The Starlite Drive-In Theatre in Gloucester City, New Jersey was the closest big screen to my home and I have a few select memories of going there when I was a child. If it wasn’t going there, it was The Wonderful World of Disney every Sunday night on NBC. I remember really being drawn to Escape to Witch Mountain (1975) and the characters of Tia and Tony as they discovered their Telekinetic powers. This was my introduction to the paranormal and the realization that people only use a small percentage of your brain engine.
The ending of the movie solidified my interest in UFO’s. The Cat From Out Space (1978) was another movie geared towards young children and laid the ground work for future UFO enthusiasts. Public television was always big on showing the original black & white serials of Flash Gordon late late at night. I’ve always been a huge science fiction mark. The be-all end-all in sci-fi for me is Star Wars, but before I was a giant Star Wars geek, I believe my favorite fantasy movie was The Planet of the Apes. There was one Christmas in particular that I recall receiving an entire Ape City Playset and Planet of the Ape figures. These figures were G.I. Joe size. The smaller style action figures didn’t really get popular until the Star Wars franchise. I also had a three to four foot 3D puzzle of one of the Gorilla soldiers from Planet of the Apes. You glued layers on top of each other to build the 3D look. I don’t have that piece of history any longer, but I do have a Planet of the Apes LP.
The narrator tells the story of Planet of the Apes, Escape, Battle, & Beneath. You know some kids play cops and robbers and other kids play cowboys and Indians. I don’t recall doing that, but I do remember having my friends play dead and then someone would scream, “Fight like Apes” and it was on like Donkey Kong (an ape reference of a different sort). Of course, the “Fight like Apes” praise is from the movie Battle for the Planet of the Apes.
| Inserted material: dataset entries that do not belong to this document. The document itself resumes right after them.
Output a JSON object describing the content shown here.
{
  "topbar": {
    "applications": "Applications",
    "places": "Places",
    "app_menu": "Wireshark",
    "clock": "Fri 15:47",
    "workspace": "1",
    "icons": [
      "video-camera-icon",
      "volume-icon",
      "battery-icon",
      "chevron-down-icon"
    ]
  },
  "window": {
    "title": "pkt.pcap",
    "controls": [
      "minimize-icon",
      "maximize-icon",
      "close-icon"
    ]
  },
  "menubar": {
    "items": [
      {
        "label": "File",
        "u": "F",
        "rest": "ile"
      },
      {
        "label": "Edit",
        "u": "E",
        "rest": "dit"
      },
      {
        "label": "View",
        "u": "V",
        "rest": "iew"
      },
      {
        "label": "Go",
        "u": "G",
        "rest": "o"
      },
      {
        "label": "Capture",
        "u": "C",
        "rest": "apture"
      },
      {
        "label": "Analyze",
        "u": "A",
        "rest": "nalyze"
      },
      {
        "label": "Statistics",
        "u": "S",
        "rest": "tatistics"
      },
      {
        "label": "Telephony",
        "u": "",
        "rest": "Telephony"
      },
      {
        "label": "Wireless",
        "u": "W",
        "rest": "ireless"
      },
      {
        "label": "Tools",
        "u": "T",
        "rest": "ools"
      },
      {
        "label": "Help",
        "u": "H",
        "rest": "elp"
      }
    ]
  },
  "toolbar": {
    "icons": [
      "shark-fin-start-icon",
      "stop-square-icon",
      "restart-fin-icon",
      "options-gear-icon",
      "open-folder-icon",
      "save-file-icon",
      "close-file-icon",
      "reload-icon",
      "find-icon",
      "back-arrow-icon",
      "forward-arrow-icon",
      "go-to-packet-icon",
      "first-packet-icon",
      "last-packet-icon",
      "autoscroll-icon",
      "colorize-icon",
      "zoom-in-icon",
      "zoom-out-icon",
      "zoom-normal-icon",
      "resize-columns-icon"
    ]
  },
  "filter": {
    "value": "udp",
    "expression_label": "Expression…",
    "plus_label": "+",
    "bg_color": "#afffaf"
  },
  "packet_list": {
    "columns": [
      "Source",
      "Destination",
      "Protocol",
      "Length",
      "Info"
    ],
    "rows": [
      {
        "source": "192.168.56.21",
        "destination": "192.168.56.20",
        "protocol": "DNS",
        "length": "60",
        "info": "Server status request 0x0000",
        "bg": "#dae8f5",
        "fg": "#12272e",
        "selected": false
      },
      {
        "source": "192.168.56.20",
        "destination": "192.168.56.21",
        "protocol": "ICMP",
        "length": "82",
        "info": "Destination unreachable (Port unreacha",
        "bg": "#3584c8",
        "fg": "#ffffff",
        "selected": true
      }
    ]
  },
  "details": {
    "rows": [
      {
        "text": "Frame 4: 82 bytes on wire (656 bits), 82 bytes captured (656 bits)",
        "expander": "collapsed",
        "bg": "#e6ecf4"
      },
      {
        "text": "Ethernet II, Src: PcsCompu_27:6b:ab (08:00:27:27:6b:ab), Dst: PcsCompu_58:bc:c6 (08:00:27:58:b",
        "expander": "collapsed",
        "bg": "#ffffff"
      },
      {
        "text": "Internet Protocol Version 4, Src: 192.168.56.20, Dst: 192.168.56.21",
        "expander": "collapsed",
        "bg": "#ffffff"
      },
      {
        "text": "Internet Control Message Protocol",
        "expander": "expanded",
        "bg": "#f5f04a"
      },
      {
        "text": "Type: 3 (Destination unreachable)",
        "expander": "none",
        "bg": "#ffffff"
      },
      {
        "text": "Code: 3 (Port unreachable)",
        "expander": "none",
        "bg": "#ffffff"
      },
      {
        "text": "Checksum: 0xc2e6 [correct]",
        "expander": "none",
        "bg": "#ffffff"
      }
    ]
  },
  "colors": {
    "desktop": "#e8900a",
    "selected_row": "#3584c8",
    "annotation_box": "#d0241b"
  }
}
The original ape movies went in this order, Planet of the Apes (1968), Beneath the Planet of the Apes (1970), Escape from the Planet of the Apes (1971), Conquest of the Planet of the Apes (1972), and Battle for the Planet of the Apes (1973). What always fascinated me about the franchise was that the movies spun full circle. It is really the best example in cinema of the cause and effects of time travel. In 1974, Planet of the Apes explored more territory as a television series. Now, I was too young at the time to watch those episodes, but luckily they re-marketed those episodes in 1981 as a series of made for tv movies.
The list of those movie titles are as followed, Back to the Planet of the Apes, Forgotten City of the Planet of the Apes, Treachery and Greed on the Planet of the Apes, Life Liberty and Pursuit on the Planet of the Apes, and Farewell to the Planet of the Apes. You know, until I started writing this article I didn’t realize how big an ‘ape” nerd I was in my adolescents. Here’s the kicker. I was going through old school albums at my parents and I stumbled upon a paper that I wrote. It had to be from either in 1st or 2nd grade. I’m tempted to re-publish the brilliant piece of writing right here in my Unexplained Confidential column. It was apparently a short story on my take on the Planet of the Apes. It’s only one page. You see, my journalistic skills started long before my work here at Horrornews.net.
Saturday was traditionally the horror movie day, but I want to talk a tad bit about Sunday. I remember watching the Sunday morning matinee and while those movies were not horror movies, they did have horror themes. Abbott & Costello in Hold that Ghost (1941), and Bob Hope in The Ghost Breakers (1940) are just two comedies that utilize the essence of those old haunted house movies. I think a true horror fan has to appreciate the cross genre experience. The Three Stooges did some shorts that dabbled in a supernatural theme, one of which was The Ghost Talks (1949) and then you have The Bowery Boys who did Ghost Chasers (1951). Now, these movies were made way before I was born but none the less, these were the kind of movies that we watched in my home during those crucial years. You can easily point the figure at the television programs that I watched in grade school and maybe before.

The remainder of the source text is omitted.